The Cabinet is dedicating 10 million euros per year to help businesses fight undermining crime, Minister Dilan Yeşilgöz-Zegerius of Justice and Security said. Mayor Ahmed Aboutaleb of Rotterdam, who deals with large-scale drug trafficking through his city’s port, called the investment far from enough. “Peanuts,” he said to NOS.

The extra money will go to the ten regional Platforms for Safe Entrepreneurship in the Netherlands. The police, Public Prosecution Service (OM), sector organizations, and companies work together in these platforms to fight organized criminals trying to find their way into the upper world. This involves things like criminals looking for farm barns for drug labs or bribing dock workers to let drugs through. Yeşilgöz-Zegerius wants to make entrepreneurs more aware of and resilient against undermining crime.
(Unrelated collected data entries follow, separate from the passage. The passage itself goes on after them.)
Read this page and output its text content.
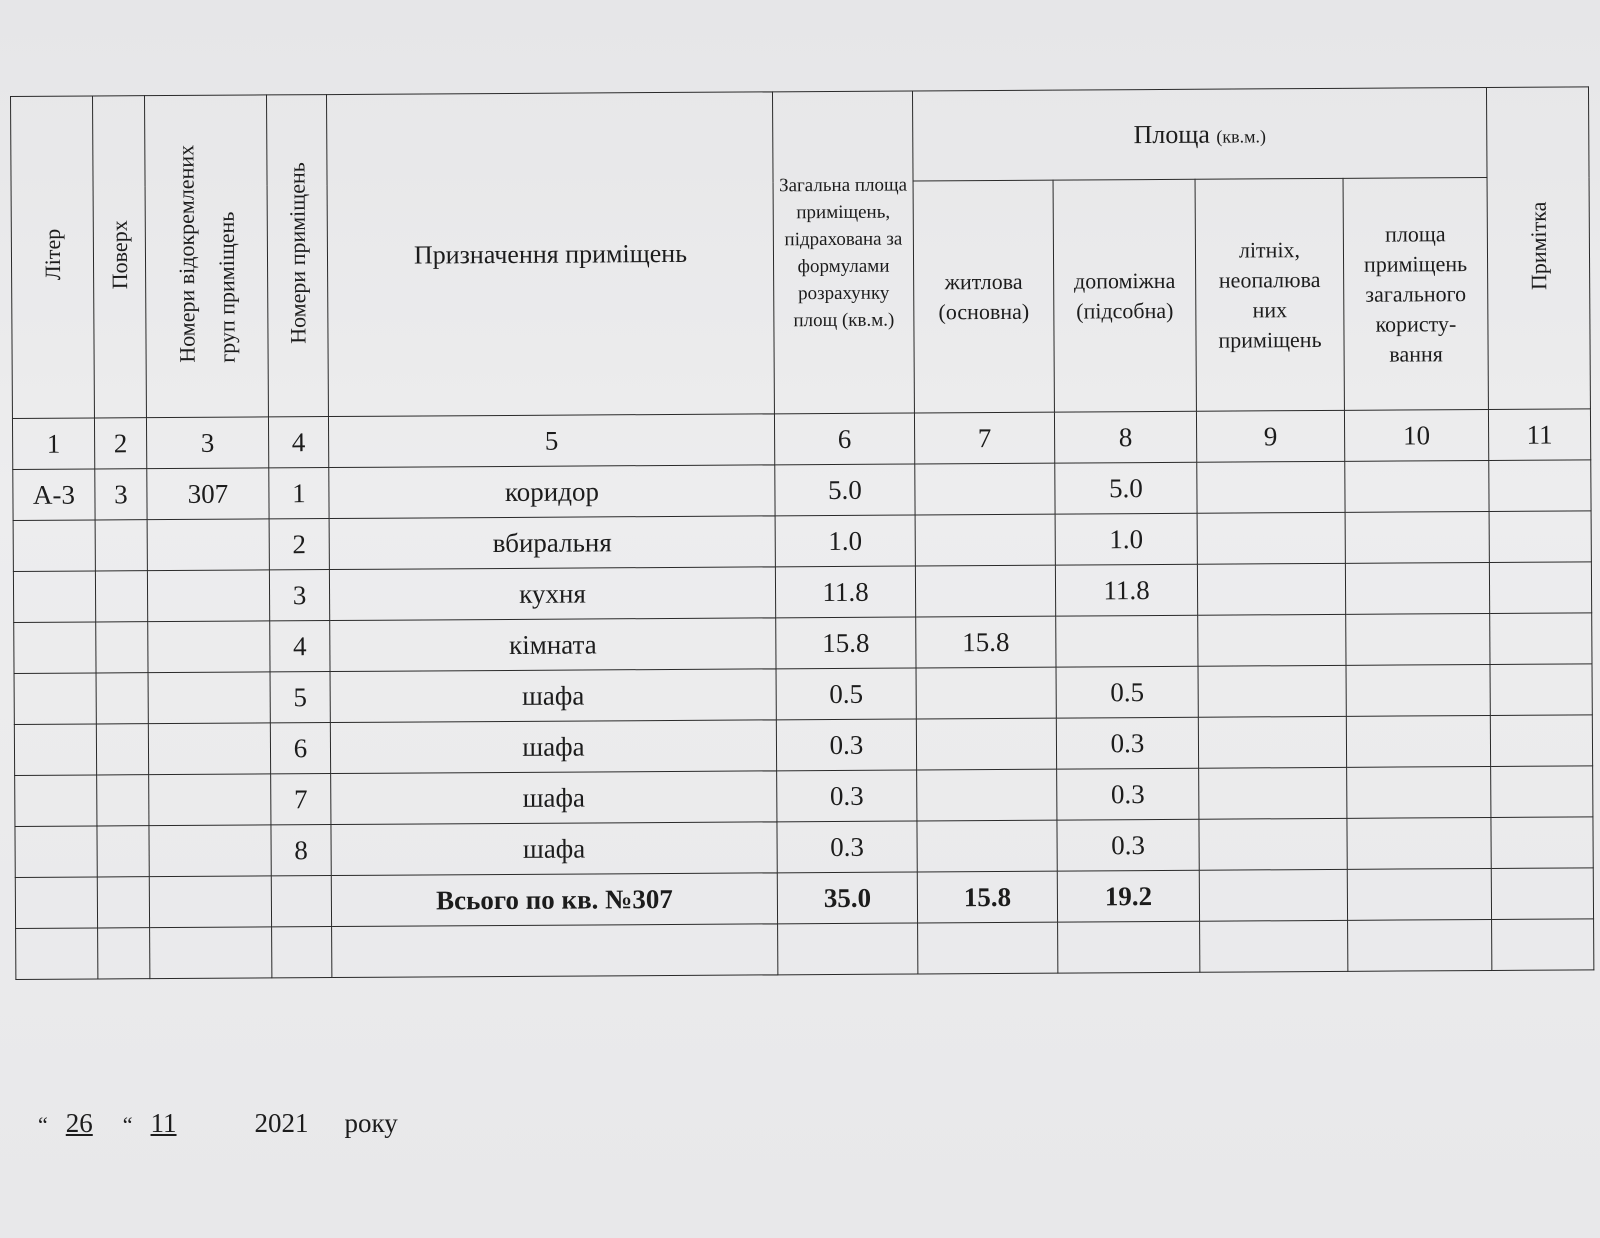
Літер	Поверх	Номери відокремлених груп приміщень	Номери приміщень	Призначення приміщень	Загальна площа приміщень, підрахована за формулами розрахунку площ (кв.м.)	Площа (кв.м.)				Примітка
						житлова (основна)	допоміжна (підсобна)	літніх, неопалюва них приміщень	площа приміщень загального користу- вання	
1	2	3	4	5	6	7	8	9	10	11
А-3	3	307	1	коридор	5.0		5.0			
			2	вбиральня	1.0		1.0			
			3	кухня	11.8		11.8			
			4	кімната	15.8	15.8				
			5	шафа	0.5		0.5			
			6	шафа	0.3		0.3			
			7	шафа	0.3		0.3			
			8	шафа	0.3		0.3			
				Всього по кв. №307	35.0	15.8	19.2			

“ 26 “ 11	2021 року
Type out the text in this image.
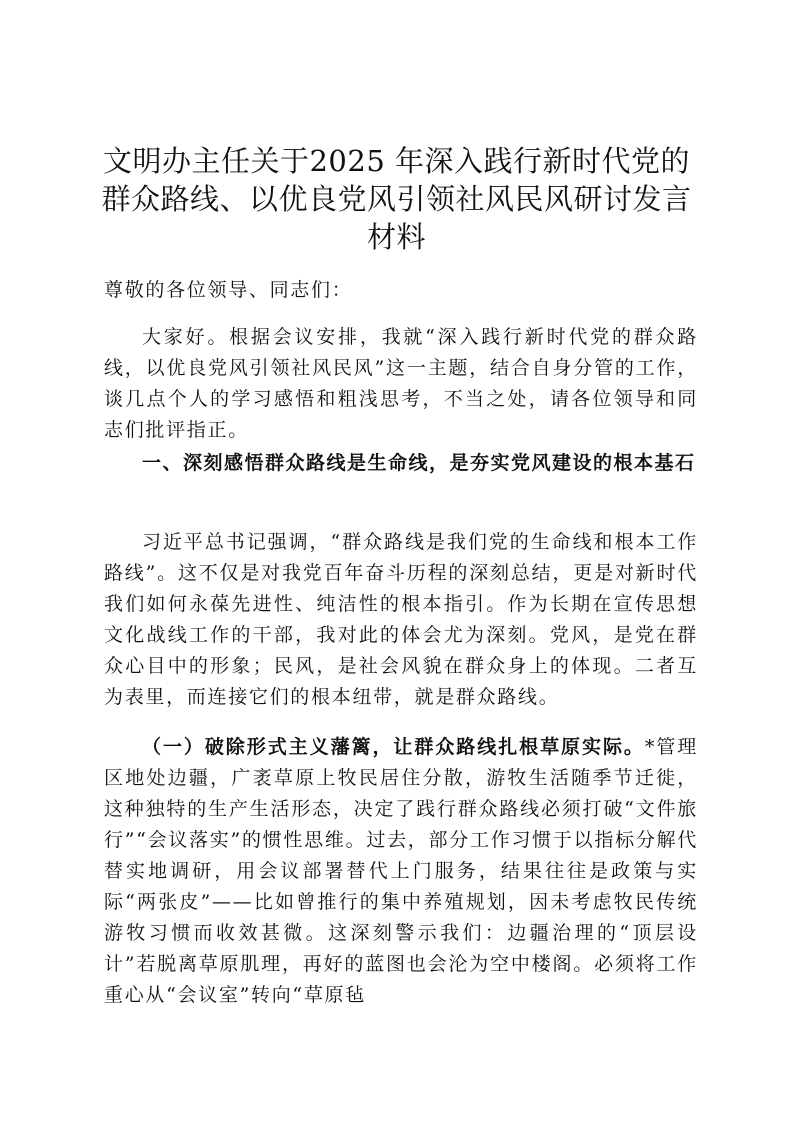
文明办主任关于2025 年深入践行新时代党的群众路线、以优良党风引领社风民风研讨发言材料

尊敬的各位领导、同志们：

大家好。根据会议安排，我就“深入践行新时代党的群众路线，以优良党风引领社风民风”这一主题，结合自身分管的工作，谈几点个人的学习感悟和粗浅思考，不当之处，请各位领导和同志们批评指正。

一、深刻感悟群众路线是生命线，是夯实党风建设的根本基石

习近平总书记强调，“群众路线是我们党的生命线和根本工作路线”。这不仅是对我党百年奋斗历程的深刻总结，更是对新时代我们如何永葆先进性、纯洁性的根本指引。作为长期在宣传思想文化战线工作的干部，我对此的体会尤为深刻。党风，是党在群众心目中的形象；民风，是社会风貌在群众身上的体现。二者互为表里，而连接它们的根本纽带，就是群众路线。

（一）破除形式主义藩篱，让群众路线扎根草原实际。*管理区地处边疆，广袤草原上牧民居住分散，游牧生活随季节迁徙，这种独特的生产生活形态，决定了践行群众路线必须打破“文件旅行”“会议落实”的惯性思维。过去，部分工作习惯于以指标分解代替实地调研，用会议部署替代上门服务，结果往往是政策与实际“两张皮”——比如曾推行的集中养殖规划，因未考虑牧民传统游牧习惯而收效甚微。这深刻警示我们：边疆治理的“顶层设计”若脱离草原肌理，再好的蓝图也会沦为空中楼阁。必须将工作重心从“会议室”转向“草原毡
Rotterdam mayor Aboutaleb thinks it is good that the Cabinet is paying more attention to undermining crime, but the promised 10 million euros per year is far from enough. “In Colombia alone, there are 215 billion euros in the mess. Then 10 million is a fantastically beautiful gesture, but it is not more than a gesture,” he said to NOS.

Unorthodox measures are needed to fight undermining crime, Aboutaleb said. For example, he wants every container of tropical fruit entering the Port of Rotterdam to be checked for hidden drugs instead of random checks. “If we don’t, we have to accept that the cocaine will continue to flow over our feet for years to come.”

Minister Yeşilgöz-Zegerius still thinks that the 10 million euros per year investment will help. “We will never match money with what the criminals have. Never before has so much money been spent on combating. But it remains a fraction of what the criminals earn. So we have to be smart with our money,” she said to the broadcaster.